Problem is that i dont know if this is good solution to this problem or if i am missing something ? I would like to have some feedback.
Question:
We have matrix equation $Ax=b$ where $A$ is $n \times n$ matrix and equation $Ax=b$ has solution when $b \in \mathbb{R}^n$. Is matrix $A$ Nonsingular ? Provide explanation with answer.
Attempt to solve:
Matrix $A$ is nonsingular if Determinant is not zero.
$$Det(A)=|A| \neq 0$$
Meaning if $Det(A)\neq 0$ we have possibility to calculate inverse matrix for matrix $A$. There most be such $n \times n$-matrix $B$ that,
$$ AB=BA=I_{n} $$
$$ B=A^{-1} $$
Where $I_n$ is identity matrix. Meaning a singularmatrix that has value 1 in diagonal line and value of 0 elsewhere.

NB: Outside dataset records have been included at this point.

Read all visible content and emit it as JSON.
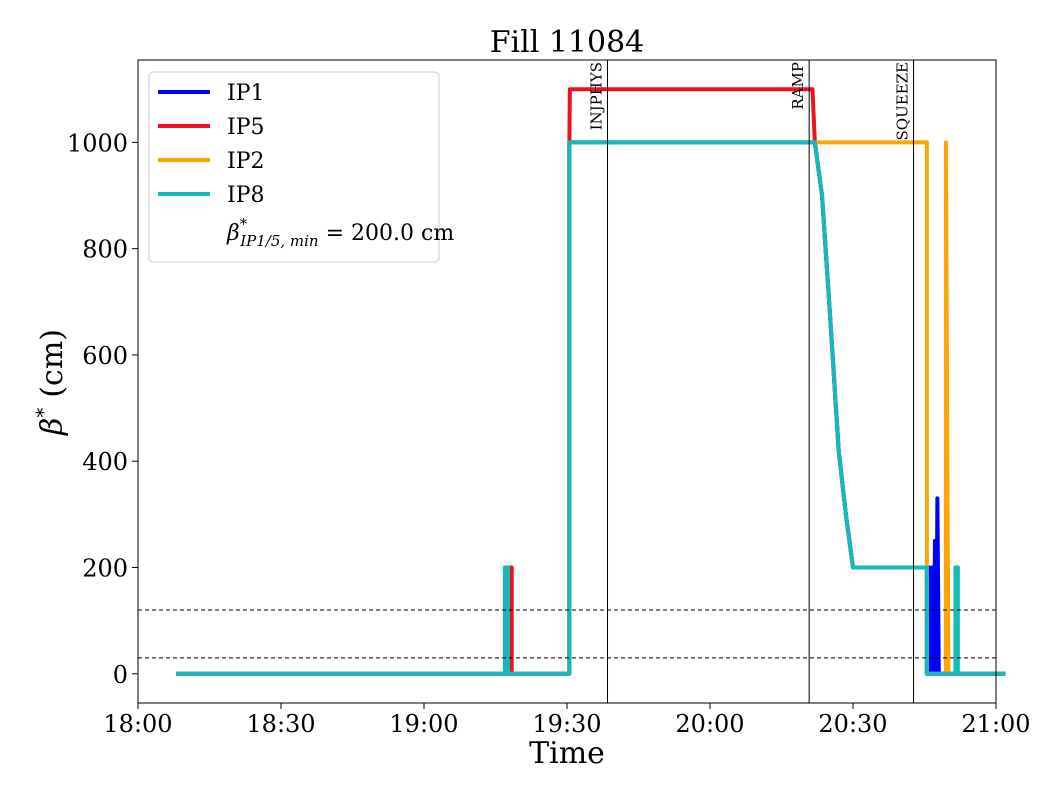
{
  "chart_data": {
    "type": "line",
    "title": "Fill 11084",
    "xlabel": "Time",
    "ylabel_symbol": "β",
    "ylabel_sup": "*",
    "ylabel_unit": "(cm)",
    "xlim": [
      "18:00",
      "21:00"
    ],
    "xlim_min": [
      0,
      180
    ],
    "ylim": [
      -55,
      1155
    ],
    "x_ticks": [
      {
        "label": "18:00",
        "min": 0
      },
      {
        "label": "18:30",
        "min": 30
      },
      {
        "label": "19:00",
        "min": 60
      },
      {
        "label": "19:30",
        "min": 90
      },
      {
        "label": "20:00",
        "min": 120
      },
      {
        "label": "20:30",
        "min": 150
      },
      {
        "label": "21:00",
        "min": 180
      }
    ],
    "y_ticks": [
      0,
      200,
      400,
      600,
      800,
      1000
    ],
    "grid": false,
    "legend": {
      "placement": "top-left",
      "note_symbol": "β",
      "note_sup": "*",
      "note_sub": "IP1/5, min",
      "note_value": " = 200.0 cm"
    },
    "hlines": [
      120,
      30
    ],
    "vlines": [
      {
        "label": "INJPHYS",
        "min": 98.5
      },
      {
        "label": "RAMP",
        "min": 140.8
      },
      {
        "label": "SQUEEZE",
        "min": 162.7
      }
    ],
    "series": [
      {
        "name": "IP1",
        "color": "#0000ff",
        "points": [
          [
            8,
            0
          ],
          [
            77,
            0
          ],
          [
            77,
            200
          ],
          [
            77.6,
            200
          ],
          [
            77.6,
            0
          ],
          [
            90.5,
            0
          ],
          [
            90.5,
            1000
          ],
          [
            142,
            1000
          ],
          [
            143.5,
            900
          ],
          [
            145,
            700
          ],
          [
            146,
            560
          ],
          [
            147,
            420
          ],
          [
            148.5,
            300
          ],
          [
            150,
            200
          ],
          [
            165.5,
            200
          ],
          [
            165.5,
            0
          ],
          [
            166,
            200
          ],
          [
            166.3,
            0
          ],
          [
            166.6,
            200
          ],
          [
            166.9,
            0
          ],
          [
            167.2,
            250
          ],
          [
            167.5,
            0
          ],
          [
            167.7,
            330
          ],
          [
            168,
            0
          ],
          [
            168.5,
            0
          ],
          [
            182,
            0
          ]
        ]
      },
      {
        "name": "IP5",
        "color": "#ee1122",
        "points": [
          [
            8,
            0
          ],
          [
            77.8,
            0
          ],
          [
            77.8,
            200
          ],
          [
            78.4,
            200
          ],
          [
            78.4,
            0
          ],
          [
            90.5,
            0
          ],
          [
            90.5,
            1000
          ],
          [
            90.6,
            1100
          ],
          [
            141.5,
            1100
          ],
          [
            142,
            1000
          ],
          [
            143.5,
            900
          ],
          [
            145,
            700
          ],
          [
            146,
            560
          ],
          [
            147,
            420
          ],
          [
            148.5,
            300
          ],
          [
            150,
            200
          ],
          [
            165.5,
            200
          ],
          [
            165.5,
            0
          ],
          [
            169.5,
            0
          ],
          [
            169.5,
            200
          ],
          [
            169.9,
            200
          ],
          [
            169.9,
            0
          ],
          [
            182,
            0
          ]
        ]
      },
      {
        "name": "IP2",
        "color": "#ffa500",
        "points": [
          [
            8,
            0
          ],
          [
            77,
            0
          ],
          [
            77,
            200
          ],
          [
            77.6,
            200
          ],
          [
            77.6,
            0
          ],
          [
            90.5,
            0
          ],
          [
            90.5,
            1000
          ],
          [
            165.5,
            1000
          ],
          [
            165.5,
            0
          ],
          [
            169.5,
            0
          ],
          [
            169.5,
            1000
          ],
          [
            170,
            0
          ],
          [
            182,
            0
          ]
        ]
      },
      {
        "name": "IP8",
        "color": "#11bbbb",
        "points": [
          [
            8,
            0
          ],
          [
            77,
            0
          ],
          [
            77,
            200
          ],
          [
            77.6,
            200
          ],
          [
            77.6,
            0
          ],
          [
            90.5,
            0
          ],
          [
            90.5,
            1000
          ],
          [
            142,
            1000
          ],
          [
            143.5,
            900
          ],
          [
            145,
            700
          ],
          [
            146,
            560
          ],
          [
            147,
            420
          ],
          [
            148.5,
            300
          ],
          [
            150,
            200
          ],
          [
            165.5,
            200
          ],
          [
            165.5,
            0
          ],
          [
            171.5,
            0
          ],
          [
            171.5,
            200
          ],
          [
            172,
            200
          ],
          [
            172,
            0
          ],
          [
            182,
            0
          ]
        ]
      }
    ]
  }
}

Identity matrix is also ortogonal.
$$\\$$
Equation Ax=b has solution if,
$$ Ax=b $$
$$ x=A^{-1}b $$
In order to solve $Ax=b$ there has to be inverse matrix for $A$. Matrix $A$ has to be nonsingular if equation $Ax=b$ has every possible solution when $b \in \mathbb{R}^n$
$$\\$$
Any comment providing feedback would be much appreciated.
Thanks,
Tuki
Best Answer
To show that if $Ax=b$ has solution for all $b$, then $A$ must be non-singular:
The equations $$Ax=e_i$$ has solution $x_i.$ Then $$A(x_1, x_2, \cdots, x_n)=(e_1, e_2, \cdots, e_n)=I$$ and hence $A$ has inverse and is non-singular.